Buganda road court magistrate Samuel Kagoda who represented trial judge James Mawanda Eremye has adjourned the offensive communication case against eight Red Pepper Publication journalists to February 14.
The magistrate has also given the State handling the offensive communication case, a month to go on with investigations on the seized electronics and accessories of the Red Pepper. The charges directed at the persons of President Yoweri Museveni and his brother, Gen. Salim Saleh arise from publication of a story in the Red Pepper of 20 November 2017 titled, “M7 plotting to overthrow Kagame – Rwanda”. The paper was raided by police the next day which sealed off the premises, took phones, laptops and gadgets belonging to staff.
However, Denis Nyombi, one of the lawyers for the accused, while speaking at the Buganda Road Magistrate court today, said it was wrong for court to grant the orders after an ex parte application in which they were not represented. He said the order violated their right to a fair hearing. An ex parte application is one where only one side is represented in court.
Nyombi also argued that the order has rendered other workers of the Red Pepper Publication jobless since their workplace is cordoned off by security personnel.
But the State prosecutor Abdul Salaam Waiswa said he could not respond to the submission of the defence lawyer because the trial magistrate was not in court at the time.

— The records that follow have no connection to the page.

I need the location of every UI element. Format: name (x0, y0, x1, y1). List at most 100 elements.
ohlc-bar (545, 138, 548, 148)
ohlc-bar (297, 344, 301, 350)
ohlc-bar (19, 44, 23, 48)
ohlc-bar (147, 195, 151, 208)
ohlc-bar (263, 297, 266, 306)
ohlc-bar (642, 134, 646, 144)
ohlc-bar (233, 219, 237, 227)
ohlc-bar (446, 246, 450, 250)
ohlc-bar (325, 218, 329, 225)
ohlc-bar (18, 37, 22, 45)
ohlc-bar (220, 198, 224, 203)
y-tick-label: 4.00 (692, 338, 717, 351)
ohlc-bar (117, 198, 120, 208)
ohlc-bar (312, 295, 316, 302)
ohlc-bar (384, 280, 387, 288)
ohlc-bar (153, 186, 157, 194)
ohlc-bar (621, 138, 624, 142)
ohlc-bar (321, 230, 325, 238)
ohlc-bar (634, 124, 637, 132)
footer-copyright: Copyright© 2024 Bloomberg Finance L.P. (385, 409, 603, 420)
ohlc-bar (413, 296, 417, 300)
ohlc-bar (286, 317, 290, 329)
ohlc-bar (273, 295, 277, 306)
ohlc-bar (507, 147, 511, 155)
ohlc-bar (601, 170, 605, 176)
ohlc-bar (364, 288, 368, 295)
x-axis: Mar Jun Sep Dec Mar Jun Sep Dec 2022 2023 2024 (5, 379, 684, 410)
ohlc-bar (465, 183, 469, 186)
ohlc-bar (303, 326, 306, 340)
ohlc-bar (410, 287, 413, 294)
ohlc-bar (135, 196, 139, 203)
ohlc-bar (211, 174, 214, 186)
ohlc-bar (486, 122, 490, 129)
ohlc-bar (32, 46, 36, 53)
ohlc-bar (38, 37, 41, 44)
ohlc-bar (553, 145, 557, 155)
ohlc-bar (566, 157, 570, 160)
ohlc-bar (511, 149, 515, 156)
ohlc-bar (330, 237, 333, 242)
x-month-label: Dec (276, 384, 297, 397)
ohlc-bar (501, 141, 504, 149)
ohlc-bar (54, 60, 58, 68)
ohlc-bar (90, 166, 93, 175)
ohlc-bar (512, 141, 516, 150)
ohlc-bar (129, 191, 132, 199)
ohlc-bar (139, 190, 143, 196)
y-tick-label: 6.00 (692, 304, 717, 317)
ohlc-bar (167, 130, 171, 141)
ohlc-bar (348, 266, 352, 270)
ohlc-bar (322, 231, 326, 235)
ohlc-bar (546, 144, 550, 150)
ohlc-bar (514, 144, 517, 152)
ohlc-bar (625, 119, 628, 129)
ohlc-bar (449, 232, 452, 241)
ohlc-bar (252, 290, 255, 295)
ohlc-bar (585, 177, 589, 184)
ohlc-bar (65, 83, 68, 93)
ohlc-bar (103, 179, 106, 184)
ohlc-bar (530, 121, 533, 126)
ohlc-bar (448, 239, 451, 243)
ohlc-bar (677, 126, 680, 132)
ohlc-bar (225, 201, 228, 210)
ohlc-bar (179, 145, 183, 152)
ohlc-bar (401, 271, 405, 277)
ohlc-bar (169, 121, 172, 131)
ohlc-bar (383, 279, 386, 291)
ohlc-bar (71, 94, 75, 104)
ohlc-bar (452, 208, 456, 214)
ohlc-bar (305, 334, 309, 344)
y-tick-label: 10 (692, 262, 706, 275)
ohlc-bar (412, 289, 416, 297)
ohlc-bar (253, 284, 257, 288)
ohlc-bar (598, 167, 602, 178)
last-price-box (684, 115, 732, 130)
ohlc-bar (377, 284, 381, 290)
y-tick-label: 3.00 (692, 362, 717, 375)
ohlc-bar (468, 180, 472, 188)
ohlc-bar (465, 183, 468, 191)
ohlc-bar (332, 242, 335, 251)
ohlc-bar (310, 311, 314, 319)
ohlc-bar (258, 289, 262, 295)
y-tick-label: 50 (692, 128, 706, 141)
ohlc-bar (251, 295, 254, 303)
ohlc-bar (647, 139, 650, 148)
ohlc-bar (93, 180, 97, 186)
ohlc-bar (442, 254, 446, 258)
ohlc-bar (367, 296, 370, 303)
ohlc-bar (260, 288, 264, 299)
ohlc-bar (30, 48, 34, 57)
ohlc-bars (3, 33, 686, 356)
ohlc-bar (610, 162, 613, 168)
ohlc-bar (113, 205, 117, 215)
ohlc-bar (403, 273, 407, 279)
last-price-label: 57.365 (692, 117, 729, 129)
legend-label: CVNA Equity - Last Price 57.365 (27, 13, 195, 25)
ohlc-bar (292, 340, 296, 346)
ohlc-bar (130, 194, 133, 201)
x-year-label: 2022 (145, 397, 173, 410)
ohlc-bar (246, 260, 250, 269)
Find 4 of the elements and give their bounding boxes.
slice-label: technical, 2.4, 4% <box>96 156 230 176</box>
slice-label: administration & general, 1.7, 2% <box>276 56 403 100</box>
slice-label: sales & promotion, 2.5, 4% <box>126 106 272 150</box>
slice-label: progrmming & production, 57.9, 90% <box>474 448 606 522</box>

The accused are directors Richard Tusiime, Patrick Mugumya, Arinaitwe Rugyendo, James Mujuni and Johnson Musinguzi; and Ben Byarabaha (managing editor), Richard Kintu (news editor), and Tumusiime Francis Tinywana (general manager and Bwino newspaper editor).
To-date, all Pepper publications, namely: Red Pepper, Kamunye, Entatsi and Bwino have not been in circulation as their premises in Namanve remain sealed off by police.